Мне показалось, что девушка – та самая. Я зажмурился от стыда. Почему она здесь? Что это значит?
– Проходите, пожалуйста! – вежливо сказал Сурен. – Мы репетируем!
– У нас спевка! – сказал Колупаев. – Мы поем в ансамбле народного танца.
– Поете или танцуете? – уточнила девушка. И пошла сквозь арку. С каждым шагом я все больше сощуривал глаза от стыда и еще какого-то странного чувства. Но потом увидел, что девушка не та. Вздохнул и открыл глаза.
– А ты чего вздыхаешь? – спросила она сочувственно.
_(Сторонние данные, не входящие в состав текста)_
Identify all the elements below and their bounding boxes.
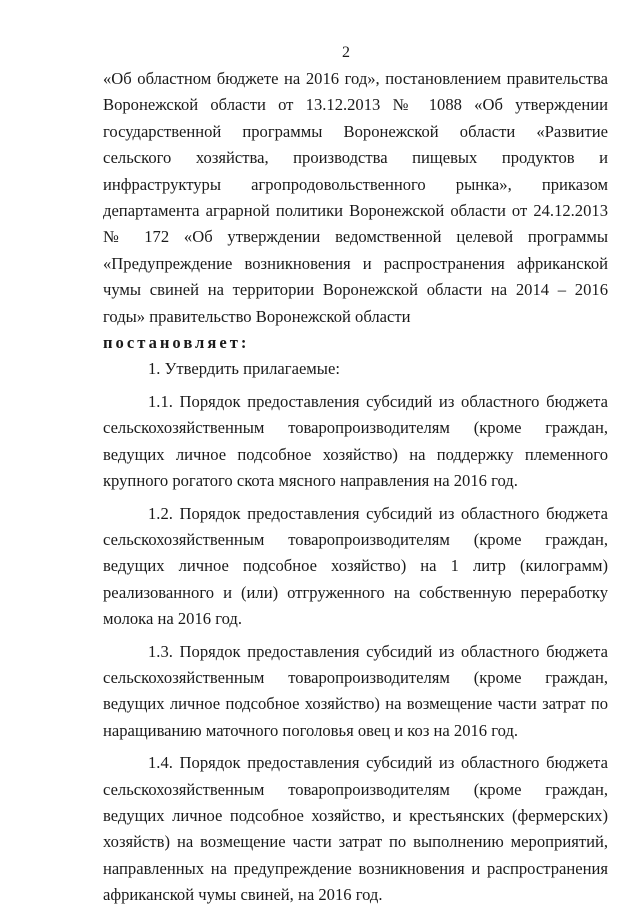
item-1-4: 1.4. Порядок предоставления субсидий из областного бюджета сельскохозяйственным товаропроизводителям (кроме граждан, ведущих личное подсобное хозяйство, и крестьянских (фермерских) хозяйств) на возмещение части затрат по выполнению мероприятий, направленных на предупреждение возникновения и распространения африканской чумы свиней, на 2016 год.	[103, 753, 608, 905]
document-body	[103, 66, 608, 909]
item-1-2: 1.2. Порядок предоставления субсидий из областного бюджета сельскохозяйственным товаропроизводителям (кроме граждан, ведущих личное подсобное хозяйство) на 1 литр (килограмм) реализованного и (или) отгруженного на собственную переработку молока на 2016 год.	[103, 503, 608, 629]
item-1: 1. Утвердить прилагаемые:	[148, 359, 340, 379]
page-number: 2	[342, 44, 350, 61]
intro-paragraph: «Об областном бюджете на 2016 год», постановлением правительства Воронежской области от 13.12.2013 № 1088 «Об утверждении государственной программы Воронежской области «Развитие сельского хозяйства, производства пищевых продуктов и инфраструктуры агропродовольственного рынка», приказом департамента аграрной политики Воронежской области от 24.12.2013 № 172 «Об утверждении ведомственной целевой программы «Предупреждение возникновения и распространения африканской чумы свиней на территории Воронежской области на 2014 – 2016 годы» правительство Воронежской области	[103, 69, 608, 326]
decree-word: постановляет:	[103, 333, 250, 353]
item-1-3: 1.3. Порядок предоставления субсидий из областного бюджета сельскохозяйственным товаропроизводителям (кроме граждан, ведущих личное подсобное хозяйство) на возмещение части затрат по наращиванию маточного поголовья овец и коз на 2016 год.	[103, 641, 608, 740]
item-1-1: 1.1. Порядок предоставления субсидий из областного бюджета сельскохозяйственным товаропроизводителям (кроме граждан, ведущих личное подсобное хозяйство) на поддержку племенного крупного рогатого скота мясного направления на 2016 год.	[103, 391, 608, 491]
– У меня голоса нет! – сказал я.
– Не расстраивайся, – сказала она и пошла дальше.
Ее шаги растаяли под аркой. Колупаев и Сурен умирали от смеха. Они сползали по стенке и давились хохотом.
А я, ни слова ни говоря, вышел на улицу и запрокинул голову, чтобы снова стать летучим голландцем.
Они вышли и сделали тоже самое.
– Странная у вас в Москве погода! – сказал Сурен.
И я был вынужден с ним согласиться.
БЕРЕЗОВЫЙ СОК
Вскоре у моего брата Мишки появилась нянька.
Звали ее Анна Сергеевна.
Мишка ползал по всей квартире, а Анна Сергеевна сидела, как правило, на кухне и церемонно пила чай с вареньем. Из чашки.
Я же любил в то время пить чай из блюдца. И только из него.
Напиток этот, как известно, слишком горячий для детских организмов, а простой кипяченой воды, чтобы сделать чай похолоднее, у нас в доме вечно не хватало – вся она уходила на Мишку. Мама, бывало, даже прятала от меня холодную кипяченую воду. «Ты тут чай дуешь просто так, безо всякого смысла, – говорила она, – а мне для ребенка не хватает». Поэтому чай мне приходилось пить из блюдца, прихлебывая и причмокивая, чтобы не обжечься.
Однажды я решил попить чай вместе с Анной Сергеевной и ее крыжовенным вареньем.
Анна Сергеевна долго разглядывала, как я наливаю чай из чашки в блюдце, потом дую на него, потом подношу ко рту. И когда я уже стал пить, вдруг сказала:
– Так пили чай до революции только лавочники.
Я чуть не поперхнулся чаем.
– Кто? – сказал я. – Кто так пил?
– Необразованные люди! Простые! – сказала Анна Сергеевна. – Лавочники, купцы, крестьяне.
И вдруг я понял страшную вещь: что не хочу быть простым человеком!
Это открытие было таким ошеломительным, что я немедля бросил пить чай и стал во все глаза смотреть на Анну Сергеевну.
– Ну что ты так смотришь? – сказала она сухо. – Что тут непонятного? Были образованные люди – врачи, инженеры, путейцы, военные. Они даже чай пили по-другому. То, что вы все сейчас делаете, считалось неприлично: макать в чай сухари, хлебать из блюдца, размешивать сахар со звоном.
– А как же его еще размешивать? – оскорбленно спросил я. – Без звона, что ли?
– А вот представь себе, да! – победоносно сказала Анна Сергеевна. – Размешивать его надо без звона! Чай вообще надо пить без сахара, это вредно, если хочешь знать. Но если уж положил один кусочек, а не четыре, как ты, то изволь размешать тихо, незаметно. Вот так.
И Анна Сергеевна показала мне, как размешивают сахар в чае интеллигентные люди.
Тут на кухню приполз Мишка и стал на нас смотреть.
– Анна Сергеевна, он, по-моему, опять обделался, – мстительно сказал я.
– Вижу! – сухо сказала нянька. – Вернее, не вижу, а чувствую этот отвратительный запах. Извини, но попить чаю из блюдца тебе придется без меня.